Concerns rise over attacks on religious leaders in Indonesia

JAKARTA: Indonesia’s National Police chief Gen. Tito Karnavian has announced the formation of special units to investigate a recent rise in attacks on religious leaders and places of worship across the country, as the Indonesian Ulema Council (MUI) demanded answers on what appears to be a coordinated series of events.
“The special teams are conducting thorough investigations into the underlying cause of the series of attacks against ulema and religious figures,” National Police spokesman Brig. Gen. Mohammed Iqbal told Arab News.
The MUI has urged police to come up with a better answer to the attackers’ motives after they originally dismissed the assaults as being the work of people suffering from mental disorders.
Between December and February, the authorities recorded 21 assaults against Muslim clerics, priests, monks and places of worship, and claimed 15 of them were carried out by “lunatics.”
Most of the cases took place in Indonesia’s most-populous island, Java, where three provinces will elect new governors in June.
MUI Secretary-General Anwar Abbas told Arab News the police had assured him they would have an explanation for the assaults within two weeks, following a meeting on Feb. 21 among the MUI Advisory Board, the National Police’s Criminal Investigation Unit and the National Counterterrorism Agency.
“We demanded that the police explain how people with mental disorders could carry out attacks almost simultaneously aiming for similar targets — ulemas and religious leaders,” he said, adding that the MUI did not want the issue to be “open to wild interpretations.”
“We want the hubbub around the attacks to end soon, especially since we are approaching the election years,” Anwar said, referring to regional elections this year and presidential polls next year.
Din Syamsuddin, chairman of the MUI Advisory Board, expressed concern that the attacks seemed to be orchestrated.
“It seems that from December until now is the season for lunatics to appear,” he said.
On Feb. 18, a statue in a Hindu temple in Lumajang, East Java, was vandalized by an unidentified perpetrator, while on the same day in Lamongan, also in East Java, a man attacked a cleric who heads an Islamic boarding school managed by Muhammaddiyah, Indonesia’s second-largest Muslim organization.

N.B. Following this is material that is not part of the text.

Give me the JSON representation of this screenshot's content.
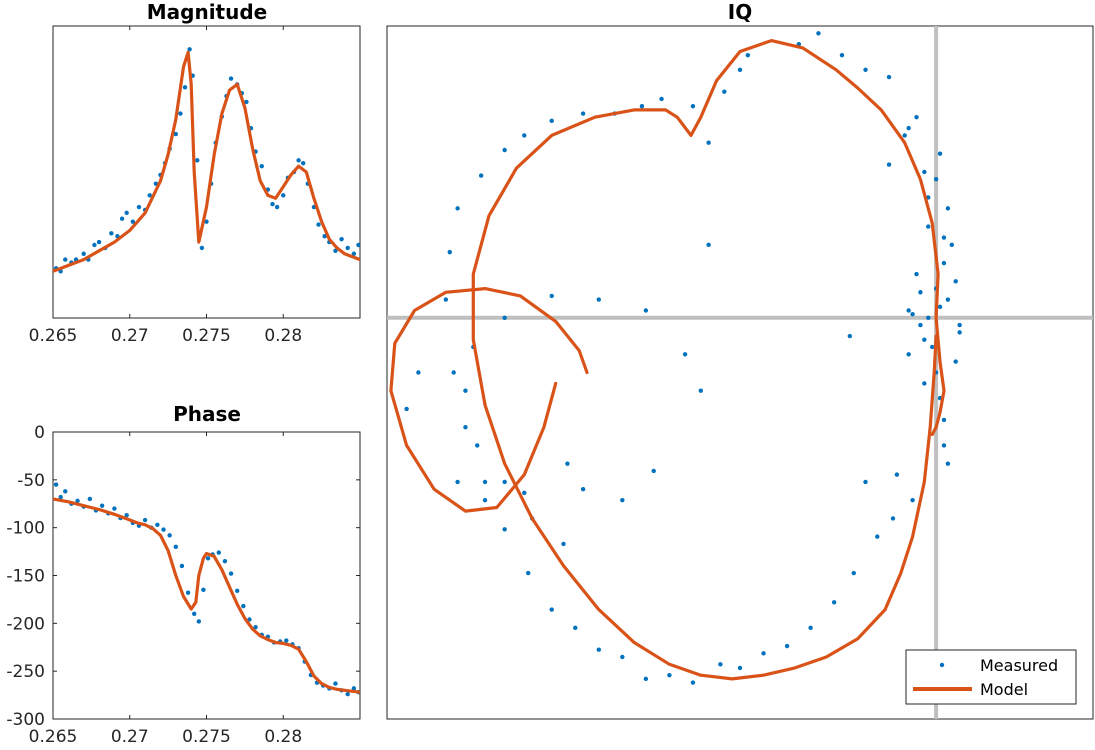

A man tried to vandalize a mosque in Tuban, East Java, on Feb. 13, and two days earlier a sword-wielding attacker injured a German priest, a policeman and two churchgoers as the priest was leading Sunday mass at St. Lidwina church in Yogyakarta.
Two similar attacks also took place in West Java where a Muslim cleric died after he was attacked in his house in early February. Another cleric affiliated with Indonesia’s largest Muslim organization, Nahdlatul Ulama, was attacked after morning prayers in late January this year.
During the MUI meeting, chief detective Commander Gen. Ari Dono Sukmanto dismissed the idea that the attacks were orchestrated or religiously motivated, calling them “purely criminal.” But he did acknowledge that police had been premature in labeling some of the perpetrators as mentally disturbed.
“It triggered public confusion, and on behalf of our institution I apologize that some of us jumped the gun,” he said, adding that police are now investigating five suspects for allegedly spreading fake news about the incidents.